The history of chocolate – Deanna Pucciarelli


If you can’t imagine life without chocolate,
you’re lucky you weren’t born before the 16th century.
Until then, chocolate only existed in Mesoamerica
in a form quite different from what we know.
As far back as 1900 BCE,
the people of that region had learned to prepare the beans
of the native cacao tree.
The earliest records tell us the beans were ground
and mixed with cornmeal and chili peppers
to create a drink –
not a relaxing cup of hot cocoa,
but a bitter, invigorating concoction frothing with foam.
And if you thought we make a big deal about chocolate today,
the Mesoamericans had us beat.
They believed that cacao was a heavenly food
gifted to humans by a feathered serpent god,
known to the Maya as Kukulkan
and to the Aztecs as Quetzalcoatl.
Aztecs used cacao beans as currency
and drank chocolate at royal feasts,
gave it to soldiers as a reward for success in battle,
and used it in rituals.
The first transatlantic chocolate encounter occurred in 1519
when Hernán Cortés visited the court of Moctezuma
at Tenochtitlan.
As recorded by Cortés’s lieutenant,
the king had 50 jugs of the drink brought out and poured into golden cups.
When the colonists returned with shipments of the strange new bean,
missionaries’ salacious accounts of native customs
gave it a reputation as an aphrodisiac.
At first, its bitter taste made it suitable as a medicine for ailments,
like upset stomachs,
but sweetening it with honey, sugar, or vanilla
quickly made chocolate a popular delicacy in the Spanish court.
And soon, no aristocratic home was complete without dedicated chocolate ware.
The fashionable drink was difficult and time consuming to produce
on a large scale.
That involved using plantations and imported slave labor
in the Caribbean and on islands off the coast of Africa.
The world of chocolate would change forever in 1828
with the introduction of the cocoa press by Coenraad van Houten of Amsterdam.
Van Houten’s invention could separate the cocoa’s natural fat, or cocoa butter.

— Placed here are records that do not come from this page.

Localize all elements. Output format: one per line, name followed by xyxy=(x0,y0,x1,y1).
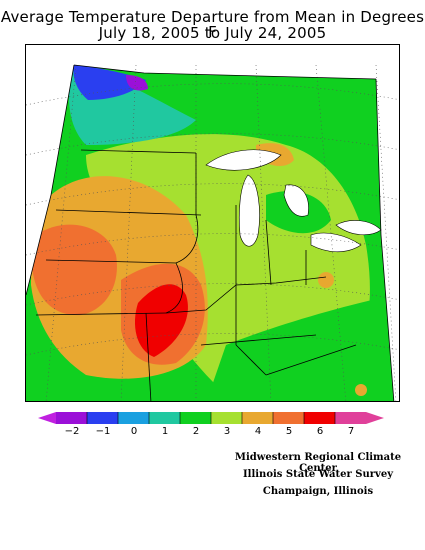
legend-tick-label: −2 xyxy=(64,426,80,437)
legend-tick-label: 7 xyxy=(347,426,355,437)
temperature-map-graphic xyxy=(26,64,399,401)
legend-tick-label: 4 xyxy=(254,426,262,437)
legend-tick-label: 1 xyxy=(161,426,169,437)
legend-tick-label: 5 xyxy=(285,426,293,437)
credit-location: Champaign, Illinois xyxy=(262,486,374,497)
legend-tick-label: −1 xyxy=(95,426,111,437)
legend-tick-label: 2 xyxy=(192,426,200,437)
map-date-range: July 18, 2005 to July 24, 2005 xyxy=(98,24,327,42)
credit-institution: Midwestern Regional Climate Center xyxy=(234,452,402,474)
legend-tick-label: 6 xyxy=(316,426,324,437)
legend-color-bar xyxy=(38,412,384,424)
legend-tick-label: 0 xyxy=(130,426,138,437)
temperature-map xyxy=(25,44,400,402)
legend-tick-label: 3 xyxy=(223,426,231,437)
credit-agency: Illinois State Water Survey xyxy=(242,469,394,480)
map-title: Average Temperature Departure from Mean … xyxy=(0,8,425,41)
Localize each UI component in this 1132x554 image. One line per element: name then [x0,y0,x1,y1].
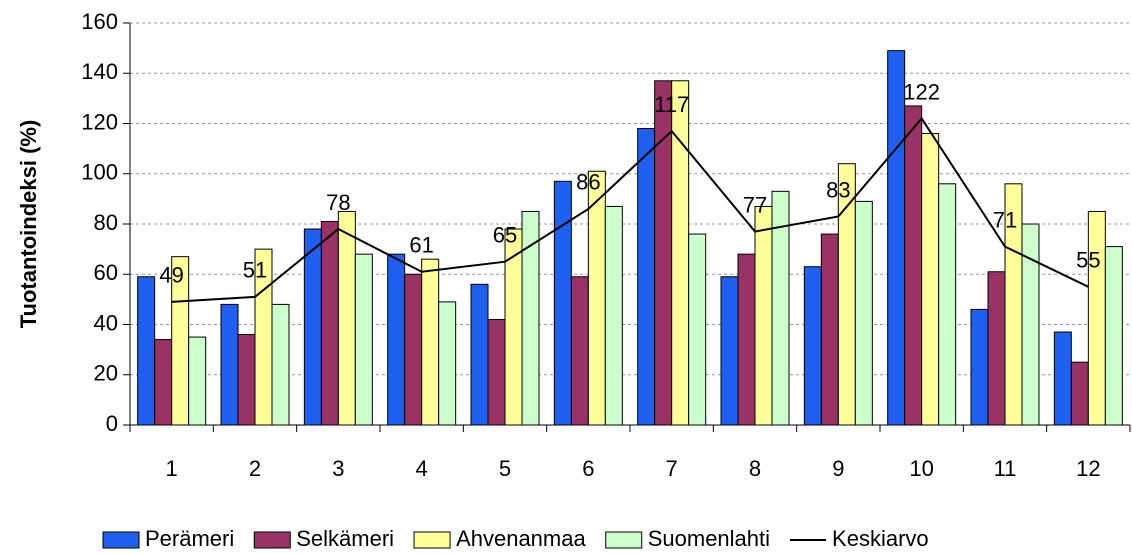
bar [1021,223,1040,426]
bar [570,276,589,426]
bar [970,308,989,426]
x-tick-label: 5 [499,456,511,481]
x-tick-label: 3 [332,456,344,481]
y-tick-label: 0 [106,411,118,436]
legend-swatch [413,531,451,549]
data-label: 55 [1076,248,1100,273]
legend-label: Suomenlahti [648,526,770,551]
legend-label: Keskiarvo [832,526,929,551]
y-tick-label: 120 [81,109,118,134]
bar [587,170,606,426]
x-tick-label: 8 [749,456,761,481]
y-tick-label: 100 [81,160,118,185]
bar [271,303,290,426]
bar [887,50,906,426]
legend-swatch [605,531,643,549]
bar [921,133,940,426]
bar [487,318,506,426]
x-tick-label: 7 [666,456,678,481]
bar [938,183,957,426]
bar [320,220,339,426]
bar [354,253,373,426]
bar [720,276,739,426]
x-tick-label: 10 [909,456,933,481]
legend-label: Selkämeri [296,526,394,551]
bar [237,334,256,426]
bar [404,273,423,426]
data-label: 122 [903,79,940,104]
bar [470,283,489,426]
data-label: 61 [409,233,433,258]
data-label: 65 [493,223,517,248]
legend-swatch [253,531,291,549]
y-tick-label: 40 [94,310,118,335]
bar [154,339,173,426]
bar [188,336,207,426]
legend-swatch [102,531,140,549]
x-tick-label: 4 [416,456,428,481]
bar [1053,331,1072,426]
bar [688,233,707,426]
x-tick-label: 2 [249,456,261,481]
bar [1104,246,1123,426]
y-tick-label: 60 [94,260,118,285]
bar [754,205,773,426]
bar [438,301,457,426]
bar [637,128,656,426]
bar [837,163,856,426]
y-tick-label: 160 [81,9,118,34]
bar [521,210,540,426]
y-axis-label: Tuotantoindeksi (%) [16,120,41,329]
x-tick-label: 1 [166,456,178,481]
y-tick-label: 140 [81,59,118,84]
bar [803,266,822,426]
data-label: 49 [159,263,183,288]
data-label: 51 [243,258,267,283]
bar [987,271,1006,426]
y-tick-label: 20 [94,361,118,386]
bar [904,105,923,426]
data-label: 78 [326,190,350,215]
y-tick-label: 80 [94,210,118,235]
data-label: 86 [576,170,600,195]
x-tick-label: 6 [582,456,594,481]
data-label: 71 [993,207,1017,232]
bar [553,180,572,426]
bar [303,228,322,426]
legend-label: Ahvenanmaa [456,526,586,551]
bar [387,253,406,426]
legend-label: Perämeri [145,526,234,551]
x-tick-label: 12 [1076,456,1100,481]
bar [1070,361,1089,426]
bar [737,253,756,426]
bar [220,303,239,426]
x-tick-label: 9 [832,456,844,481]
bar [820,233,839,426]
bar [854,200,873,426]
bar [1087,210,1106,426]
bar [137,276,156,426]
data-label: 83 [826,177,850,202]
line [171,116,1089,303]
bar [604,205,623,426]
x-tick-label: 11 [994,456,1017,481]
data-label: 117 [654,92,689,117]
bar [671,80,690,426]
bar [504,228,523,426]
bar [421,258,440,426]
data-label: 77 [743,192,767,217]
bar [337,210,356,426]
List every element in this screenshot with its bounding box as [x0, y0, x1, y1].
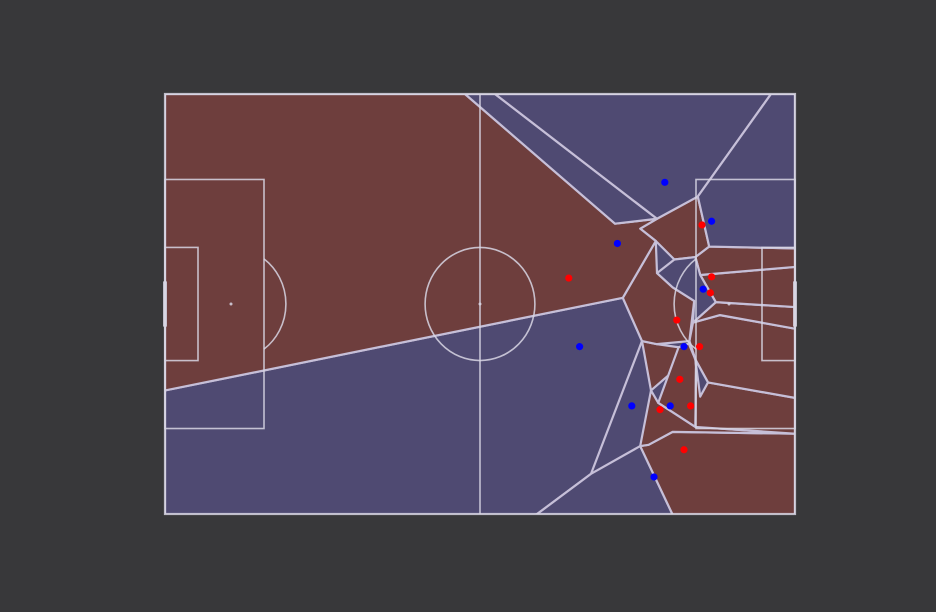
player-marker-blue: [650, 473, 658, 481]
player-marker-blue: [708, 217, 716, 225]
player-marker-red: [706, 289, 715, 297]
player-marker-red: [687, 402, 695, 410]
centre-circle: [424, 246, 536, 362]
right-penalty-arc: [673, 258, 697, 350]
player-marker-red: [698, 221, 706, 229]
player-marker-blue: [576, 343, 584, 351]
player-marker-red: [656, 406, 664, 414]
player-marker-blue: [613, 239, 622, 248]
player-marker-red: [676, 375, 684, 383]
player-marker-red: [565, 274, 573, 282]
left-penalty-spot: [229, 302, 233, 306]
player-marker-red: [680, 446, 688, 454]
player-marker-blue: [699, 285, 707, 293]
right-penalty-spot: [727, 302, 731, 306]
player-marker-red: [708, 273, 716, 281]
players: [565, 178, 716, 481]
player-marker-blue: [628, 402, 636, 410]
player-marker-blue: [666, 402, 674, 410]
left-penalty-arc: [263, 258, 287, 350]
player-marker-red: [696, 343, 704, 351]
pitch-markings: [163, 92, 797, 516]
player-marker-red: [673, 316, 681, 324]
player-marker-blue: [680, 343, 688, 351]
centre-spot: [478, 302, 482, 306]
voronoi-cell-blue: [688, 339, 710, 398]
player-marker-blue: [661, 178, 669, 186]
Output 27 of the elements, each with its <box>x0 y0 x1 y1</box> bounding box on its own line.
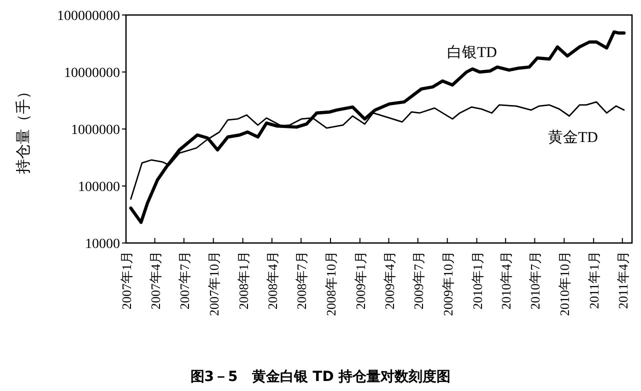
x-tick-label: 2009年1月 <box>352 251 368 310</box>
y-tick-label: 10000 <box>85 237 120 252</box>
y-tick-label: 10000000 <box>64 66 120 81</box>
series-label: 白银TD <box>447 44 498 61</box>
x-tick-label: 2010年1月 <box>470 251 485 310</box>
x-tick-label: 2011年1月 <box>586 251 602 310</box>
x-tick-label: 2007年10月 <box>206 251 222 316</box>
series-label: 黄金TD <box>548 129 598 146</box>
y-tick-label: 100000000 <box>57 9 120 24</box>
x-tick-label: 2009年4月 <box>382 251 397 310</box>
y-axis-title: 持仓量（手） <box>14 84 32 174</box>
x-tick-label: 2009年10月 <box>440 251 456 316</box>
x-tick-label: 2008年4月 <box>264 251 280 310</box>
text: 图3－5 黄金白银 TD 持仓量对数刻度图 <box>190 368 451 385</box>
x-tick-label: 2010年7月 <box>528 251 543 310</box>
x-tick-label: 2008年7月 <box>294 251 310 310</box>
x-tick-label: 2010年10月 <box>557 251 572 316</box>
x-tick-label: 2010年4月 <box>498 251 514 310</box>
x-tick-label: 2008年1月 <box>236 251 251 310</box>
x-tick-label: 2007年7月 <box>176 251 192 310</box>
x-tick-label: 2011年4月 <box>615 251 630 310</box>
x-tick-label: 2008年10月 <box>324 251 339 316</box>
x-tick-label: 2009年7月 <box>410 251 426 310</box>
y-tick-label: 1000000 <box>71 123 120 138</box>
y-tick-label: 100000 <box>78 180 120 195</box>
x-tick-label: 2007年1月 <box>119 251 134 310</box>
x-tick-label: 2007年4月 <box>148 251 163 310</box>
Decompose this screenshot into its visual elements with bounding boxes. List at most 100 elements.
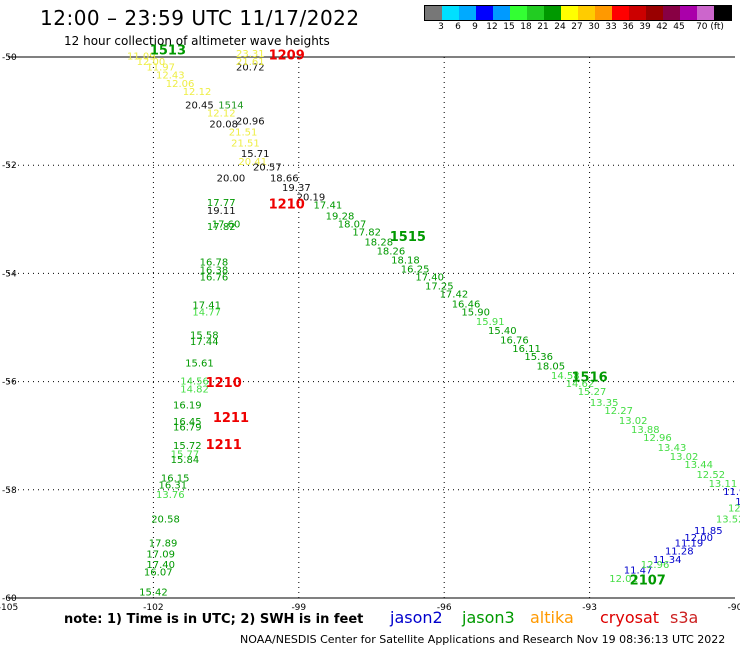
wave-height-label: 11.09	[127, 52, 156, 63]
color-scale-label: 30	[588, 22, 600, 32]
x-tick-label: -90	[728, 603, 740, 613]
color-scale-bar	[424, 5, 732, 21]
pass-number-label: 2107	[630, 573, 666, 588]
legend-item-s3a: s3a	[670, 608, 699, 627]
wave-height-label: 17.40	[415, 272, 444, 283]
color-scale-label: 21	[537, 22, 549, 32]
color-swatch	[459, 6, 476, 20]
pass-number-label: 1210	[206, 376, 242, 391]
wave-height-label: 12.12	[183, 87, 212, 98]
wave-height-label: 16.11	[512, 344, 541, 355]
wave-height-label: 20.96	[236, 117, 265, 128]
wave-height-label: 12.52	[696, 470, 725, 481]
wave-height-label: 16.76	[200, 272, 229, 283]
color-swatch	[646, 6, 663, 20]
color-scale-label: 42	[656, 22, 668, 32]
wave-height-label: 15.58	[190, 330, 219, 341]
wave-height-label: 20.08	[209, 119, 238, 130]
wave-height-label: 11.63	[735, 497, 740, 508]
color-scale-label: 6	[455, 22, 461, 32]
wave-height-label: 17.09	[146, 549, 175, 560]
color-swatch	[476, 6, 493, 20]
x-tick-label: -99	[291, 603, 306, 613]
wave-height-label: 14.58	[551, 371, 580, 382]
wave-height-label: 16.45	[173, 417, 202, 428]
wave-height-label: 17.44	[190, 337, 219, 348]
wave-height-label: 16.38	[200, 265, 229, 276]
wave-height-label: 18.07	[338, 219, 367, 230]
wave-height-label: 11.34	[653, 555, 682, 566]
legend-item-jason3: jason3	[462, 608, 515, 627]
wave-height-label: 21.51	[229, 127, 258, 138]
wave-height-label: 20.00	[217, 173, 246, 184]
y-tick-label: -58	[2, 486, 17, 496]
color-swatch	[629, 6, 646, 20]
wave-height-label: 18.66	[270, 173, 299, 184]
color-scale-label: 27	[571, 22, 583, 32]
wave-height-label: 20.58	[151, 514, 180, 525]
color-scale-label: 12	[486, 22, 498, 32]
color-swatch	[697, 6, 714, 20]
color-scale-label: 9	[472, 22, 478, 32]
wave-height-label: 11.19	[675, 539, 704, 550]
wave-height-label: 12.43	[156, 71, 185, 82]
wave-height-label: 15.91	[476, 317, 505, 328]
color-swatch	[425, 6, 442, 20]
wave-height-label: 15.71	[241, 149, 270, 160]
wave-height-label: 21.61	[236, 57, 265, 68]
wave-height-label: 16.19	[173, 401, 202, 412]
wave-height-label: 15.42	[139, 587, 168, 598]
wave-height-label: 17.77	[207, 198, 236, 209]
wave-height-label: 17.82	[352, 228, 381, 239]
wave-height-label: 17.40	[146, 560, 175, 571]
wave-height-label: 13.02	[670, 452, 699, 463]
wave-height-label: 14.62	[566, 379, 595, 390]
wave-height-label: 19.28	[326, 211, 355, 222]
x-tick-label: -105	[0, 603, 18, 613]
wave-height-label: 14.56	[180, 376, 209, 387]
wave-height-label: 17.41	[192, 301, 221, 312]
color-scale-label: 33	[605, 22, 617, 32]
wave-height-label: 16.78	[200, 257, 229, 268]
wave-height-label: 18.26	[377, 246, 406, 257]
wave-height-label: 16.46	[452, 299, 481, 310]
legend-item-jason2: jason2	[390, 608, 443, 627]
wave-height-label: 13.35	[590, 398, 619, 409]
wave-height-label: 16.07	[144, 567, 173, 578]
y-tick-label: -50	[2, 53, 17, 63]
legend-item-cryosat: cryosat	[600, 608, 660, 627]
wave-height-label: 12.00	[137, 57, 166, 68]
color-scale-label: 36	[622, 22, 634, 32]
wave-height-label: 15.40	[488, 326, 517, 337]
wave-height-label: 16.31	[158, 481, 187, 492]
color-scale-label: 24	[554, 22, 566, 32]
wave-height-label: 21.51	[231, 138, 260, 149]
wave-height-label: 11.85	[694, 526, 723, 537]
wave-height-label: 13.02	[619, 416, 648, 427]
color-scale-label: 39	[639, 22, 651, 32]
wave-height-label: 13.88	[631, 425, 660, 436]
wave-height-label: 12.12	[207, 109, 236, 120]
wave-height-label: 16.25	[401, 264, 430, 275]
color-swatch	[595, 6, 612, 20]
wave-height-label: 13.44	[684, 460, 713, 471]
pass-number-label: 1211	[213, 411, 249, 426]
x-tick-label: -96	[437, 603, 452, 613]
wave-height-label: 13.11	[709, 479, 738, 490]
color-scale-label: 18	[520, 22, 532, 32]
wave-height-label: 12.06	[166, 79, 195, 90]
pass-number-label: 1516	[572, 371, 608, 386]
color-swatch	[663, 6, 680, 20]
wave-height-label: 16.76	[500, 336, 529, 347]
pass-number-label: 1211	[206, 438, 242, 453]
wave-height-label: 12.96	[643, 433, 672, 444]
wave-height-label: 17.41	[314, 200, 343, 211]
color-swatch	[442, 6, 459, 20]
color-swatch	[544, 6, 561, 20]
page-subtitle: 12 hour collection of altimeter wave hei…	[64, 34, 330, 48]
wave-height-label: 11.97	[723, 487, 740, 498]
y-tick-label: -56	[2, 378, 17, 388]
wave-height-label: 17.89	[149, 539, 178, 550]
color-swatch	[527, 6, 544, 20]
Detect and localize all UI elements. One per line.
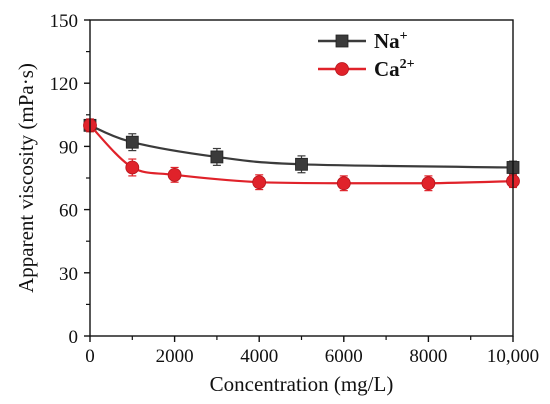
data-point <box>252 175 267 190</box>
y-axis-title: Apparent viscosity (mPa·s) <box>14 63 38 293</box>
x-tick-label: 10,000 <box>487 346 539 367</box>
x-tick-label: 8000 <box>409 346 447 367</box>
plot-layer <box>83 118 520 192</box>
data-point <box>125 160 140 175</box>
x-tick-label: 4000 <box>240 346 278 367</box>
y-tick-label: 60 <box>59 201 78 222</box>
y-tick-label: 90 <box>59 137 78 158</box>
data-point <box>210 150 224 164</box>
legend-item: Na+ <box>318 29 408 53</box>
legend: Na+ Ca2+ <box>318 29 415 81</box>
legend-label: Ca2+ <box>374 57 415 81</box>
x-tick-label: 6000 <box>325 346 363 367</box>
plot-frame <box>89 19 514 337</box>
legend-label: Na+ <box>374 29 408 53</box>
ticks-layer: 0 2000 4000 6000 8000 10,000 0 30 60 90 120 150 <box>50 11 540 367</box>
y-tick-label: 150 <box>50 11 79 32</box>
legend-marker <box>335 62 349 76</box>
data-point <box>167 167 182 182</box>
data-point <box>421 176 436 191</box>
x-tick-label: 0 <box>85 346 95 367</box>
data-point <box>336 176 351 191</box>
data-point <box>295 157 308 171</box>
y-tick-label: 120 <box>50 74 79 95</box>
axes-layer <box>89 19 514 337</box>
x-axis-title: Concentration (mg/L) <box>210 372 394 396</box>
data-point <box>125 135 139 149</box>
x-tick-label: 2000 <box>156 346 194 367</box>
series-line-1 <box>89 124 514 185</box>
y-tick-label: 30 <box>59 264 78 285</box>
legend-marker <box>335 34 349 48</box>
y-tick-label: 0 <box>69 327 79 348</box>
legend-item: Ca2+ <box>318 57 415 81</box>
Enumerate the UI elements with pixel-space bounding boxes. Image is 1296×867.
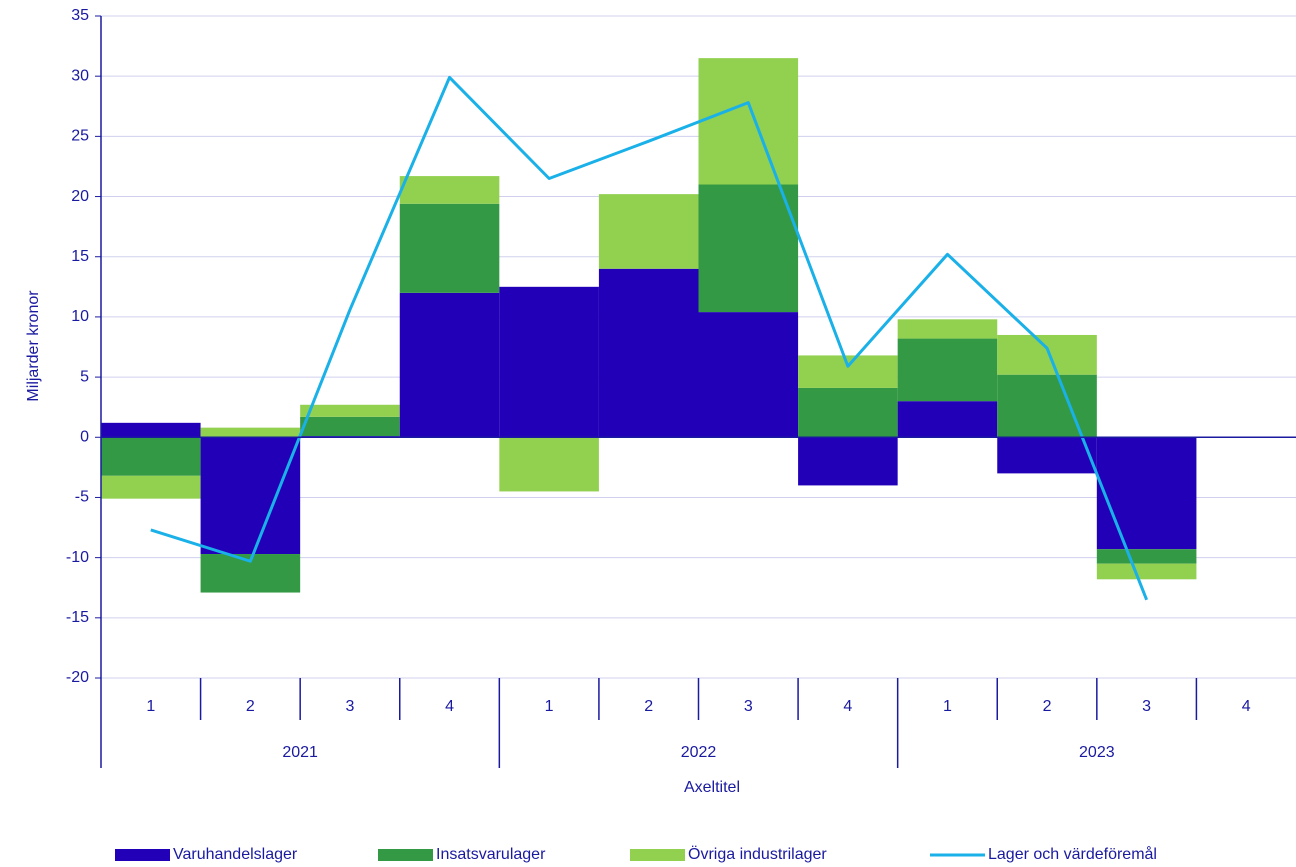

This left a powder that could be mixed into a drinkable solution
or recombined with the cocoa butter
to create the solid chocolate we know today.
Not long after, a Swiss chocolatier named Daniel Peter
added powdered milk to the mix,
thus inventing milk chocolate.
By the 20th century, chocolate was no longer an elite luxury
but had become a treat for the public.
Meeting the massive demand required more cultivation of cocoa,
which can only grow near the equator.
Now, instead of African slaves being shipped
to South American cocoa plantations,
cocoa production itself would shift to West Africa
with Cote d’Ivoire providing two-fifths of the world’s cocoa as of 2015.
Yet along with the growth of the industry,
there have been horrific abuses of human rights.
Many of the plantations throughout West Africa,
which supply Western companies,
use slave and child labor,
with an estimation of more than 2 million children affected.
This is a complex problem that persists
despite efforts from major chocolate companies to partner with African nations
to reduce child and indentured labor practices.
Today, chocolate has established itself in the rituals of our modern culture.
Due to its colonial association with native cultures,
combined with the power of advertising,
chocolate retains an aura of something sensual,
decadent,
and forbidden.
Yet knowing more about its fascinating and often cruel history,
as well as its production today,
tells us where these associations originate
and what they hide.
So as you unwrap your next bar of chocolate,
take a moment to consider that not everything about chocolate is sweet.